The Golden Corral lawsuit stems from a visit Danielle Duford and her four daughters made to the restaurant a few years back.
One of Duford’s girls is afflicted with a genetic condition called epidermolysis bullosa, which can manifest on the skin as blisters — mainly due to trauma or changes in temperature.
Despite Duford’s insistence that the girl’s condition was not transmissible and rather a genetic condition, she and her children were told to leave the Westland Golden Corral after fellow diners complained about the infant’s visible skin disorder. Three of Duford’s four children have epidermolysis bullosa.
The Golden Corral incident in Michigan prompted a US Justice Department lawsuit due to what appeared to be a violation of the Americans With Disabilities Act, or ADA.
In the suit, US Attorney Barbara McQuade explained that a Golden Corral manager had demanded that Danielle Duford and her kids leave the restaurant during dinner due solely to the appearance of the baby’s skin and the discomfort of other diners.
In a settlement reached Wednesday between the Golden Corral restaurant and the US Justice Department, $50,000 was awarded to Duford and her family. An additional $10,000 in civil penalties will be paid by Golden Corral for the apparent ADA violation.

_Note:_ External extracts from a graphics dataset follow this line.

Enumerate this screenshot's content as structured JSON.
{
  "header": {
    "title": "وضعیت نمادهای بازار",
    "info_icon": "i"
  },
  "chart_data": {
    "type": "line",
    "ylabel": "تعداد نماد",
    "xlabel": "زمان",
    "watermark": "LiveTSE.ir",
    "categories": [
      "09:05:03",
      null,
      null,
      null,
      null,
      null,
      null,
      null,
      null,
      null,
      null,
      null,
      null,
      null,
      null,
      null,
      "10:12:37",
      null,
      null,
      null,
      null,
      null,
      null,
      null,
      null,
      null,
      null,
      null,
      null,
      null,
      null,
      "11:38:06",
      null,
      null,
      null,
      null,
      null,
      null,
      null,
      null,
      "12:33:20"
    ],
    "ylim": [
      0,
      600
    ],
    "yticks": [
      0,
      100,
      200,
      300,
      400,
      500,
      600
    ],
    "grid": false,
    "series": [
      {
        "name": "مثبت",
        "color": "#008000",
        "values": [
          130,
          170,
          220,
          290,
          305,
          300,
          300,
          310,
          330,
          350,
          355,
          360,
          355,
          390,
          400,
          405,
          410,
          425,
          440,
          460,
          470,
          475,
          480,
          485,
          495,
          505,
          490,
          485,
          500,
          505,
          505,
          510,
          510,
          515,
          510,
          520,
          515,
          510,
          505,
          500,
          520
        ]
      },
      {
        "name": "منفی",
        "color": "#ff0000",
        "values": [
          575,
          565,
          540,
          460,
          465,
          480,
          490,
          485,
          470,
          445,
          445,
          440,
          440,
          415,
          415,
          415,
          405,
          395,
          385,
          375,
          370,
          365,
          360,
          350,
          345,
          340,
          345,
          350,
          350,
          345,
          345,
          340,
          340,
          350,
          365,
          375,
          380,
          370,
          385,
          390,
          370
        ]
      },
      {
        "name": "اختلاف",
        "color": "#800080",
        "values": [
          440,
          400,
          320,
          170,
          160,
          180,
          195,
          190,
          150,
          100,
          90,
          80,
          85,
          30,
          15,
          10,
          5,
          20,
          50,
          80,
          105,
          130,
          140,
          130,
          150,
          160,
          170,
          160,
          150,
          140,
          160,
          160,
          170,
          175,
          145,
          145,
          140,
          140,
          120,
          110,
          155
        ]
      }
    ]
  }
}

After the Golden Corral settlement was announced Wednesday, McQuade said the penalty may help prevent other Americans from similar discrimination:
“We hope that today’s settlement will help prevent discrimination based on unfounded fears by raising awareness of the duties to accommodate individuals with less common disabilities… No one should be excluded from participating in the basic activities of daily living on account of fears of their disability, nor should children be shamed from going out in public… We are confident today’s settlement sends that message.”
The manager of the Golden Corral named in the suit did not comment on the US Justice Department settlement.